It takes everything in me not to stop her. One word. One step. But I stand still—frozen by pride or fear, I’m not even sure which anymore.
Her footsteps echo as she walks away, steady and sure. No hesitation. No begging. No desperate glance over her shoulder.
And God help me—
I’ve never wanted to run after someone more.
My muscles tense, my fingers twitching at my sides like they might reach for her on their own. Blaze shifts beside me, restless, like he feels the tension in me.
The bay door creaks open. A gust of cold night air rushes in, carrying the promise incoming rain.
Then it clicks shut behind her with a finality that makes my heart echo.
And still, I stood there, because heartbreak and pride are both hell to climb through.
Chapter twenty-five
Kate
Inever knew a place could stay exactly the same and still feel so different.
The gravel crunches under my pointed mules, like it does every day, but lately, it sounds is somehow louder. Sharper. Like it's trying to fill the silence Noah left behind.
Parker drags his feet beside me, his little hand sweaty in mine. His dinosaur backpack, bright green with faded stegosaurus spikes, bobs against his back with each sluggish step. The late afternoon sun paints the road in soft gold, and the light that usually feels warm and alive feels wrong.
The cottage comes into view, and automatically, my gaze goes to Noah’s driveway, and once again, his truck isn’t there. Again.
It has been fourteen days now. No texts. No random drop-ins. No Blaze trotting up the hill. And T-ball? He hasn’t shown up to a single practice.
I miss him. More than I’ve ever missed anyone. But I know he wants to be alone, so I don’t chase after him.
Parker stops walking just before I open the low gate, his grip tightening around my hand, “Mom?”
His voice is small, paper-thin, and shaking at the edges. I already know he’s about to ask the same question he’s been asking every day this week.
I swallow. My throat’s already starting to ache. “Yeah, baby?”
“Coach Noah isn’t here again.” He looks up at me, eyes wide and glassy. “Is he ever coming back?”
Goodness.
I crouch down in front of him, the gravel biting into my knees through my satin skirt. I push the hair from his forehead; he needs a trim again. His cheeks are still flushed from the walk, nose smudged with a bit of dirt. My sweet, messy boy.
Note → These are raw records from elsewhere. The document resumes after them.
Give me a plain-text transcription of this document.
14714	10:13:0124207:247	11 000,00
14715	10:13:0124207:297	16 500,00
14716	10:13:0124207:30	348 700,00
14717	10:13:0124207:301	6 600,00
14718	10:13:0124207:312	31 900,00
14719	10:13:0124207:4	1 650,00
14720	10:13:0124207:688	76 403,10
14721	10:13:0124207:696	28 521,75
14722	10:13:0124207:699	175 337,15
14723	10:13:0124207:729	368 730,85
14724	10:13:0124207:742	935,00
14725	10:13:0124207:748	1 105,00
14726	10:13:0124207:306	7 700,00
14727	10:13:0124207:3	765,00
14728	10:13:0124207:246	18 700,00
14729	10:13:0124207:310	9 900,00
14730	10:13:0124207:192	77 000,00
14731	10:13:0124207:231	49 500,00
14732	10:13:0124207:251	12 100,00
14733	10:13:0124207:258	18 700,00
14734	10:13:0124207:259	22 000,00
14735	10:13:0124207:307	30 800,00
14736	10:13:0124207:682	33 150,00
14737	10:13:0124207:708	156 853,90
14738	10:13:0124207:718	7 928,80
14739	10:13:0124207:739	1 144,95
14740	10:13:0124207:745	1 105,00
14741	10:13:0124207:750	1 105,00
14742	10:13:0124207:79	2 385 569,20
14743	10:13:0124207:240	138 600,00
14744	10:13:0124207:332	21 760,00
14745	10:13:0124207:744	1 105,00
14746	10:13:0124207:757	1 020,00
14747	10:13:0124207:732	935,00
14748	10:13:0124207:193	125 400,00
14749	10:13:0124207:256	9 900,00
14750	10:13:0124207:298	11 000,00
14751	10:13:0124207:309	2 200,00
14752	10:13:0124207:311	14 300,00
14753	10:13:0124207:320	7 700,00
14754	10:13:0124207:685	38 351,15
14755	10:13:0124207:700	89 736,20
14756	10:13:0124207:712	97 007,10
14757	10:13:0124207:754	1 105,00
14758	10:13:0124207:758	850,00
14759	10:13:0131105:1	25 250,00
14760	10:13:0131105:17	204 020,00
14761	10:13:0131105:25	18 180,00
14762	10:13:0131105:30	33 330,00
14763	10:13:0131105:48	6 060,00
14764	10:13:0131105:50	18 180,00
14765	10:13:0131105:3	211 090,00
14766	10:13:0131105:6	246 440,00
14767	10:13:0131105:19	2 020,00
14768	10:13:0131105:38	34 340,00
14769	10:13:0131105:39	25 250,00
“I don’t know, Parker,” I whisper, because I’ve run out of ways to lie to him gently. “I hope so.”
He chews his bottom lip, trying to hold it in. “Did I do something bad?”
I flinch, and I know he sees it even though I try to hide it. I pull him into me, pressing his small body against my chest, wishing I could absorb the ache and pain.
I realize I’ve underestimated how much Noah and Blaze have come to mean to Parker, and I blame myself for hurting the two people that mean the most to me in the world while trying to protect them.
“No, baby. Not even close.” My voice breaks. “You didn’t do anything wrong.”
He pulls back to look at me, his eyes searching my face. “Then why doesn’t he like me anymore? Why doesn’t he come home to play with me anymore?” His voice cracks, barely holding itself together.
Something twists low and mean in my gut. I brace myself against the sting.
“He does like you,” I say, clutching him tighter. “He loves you. He’s just… going through something.”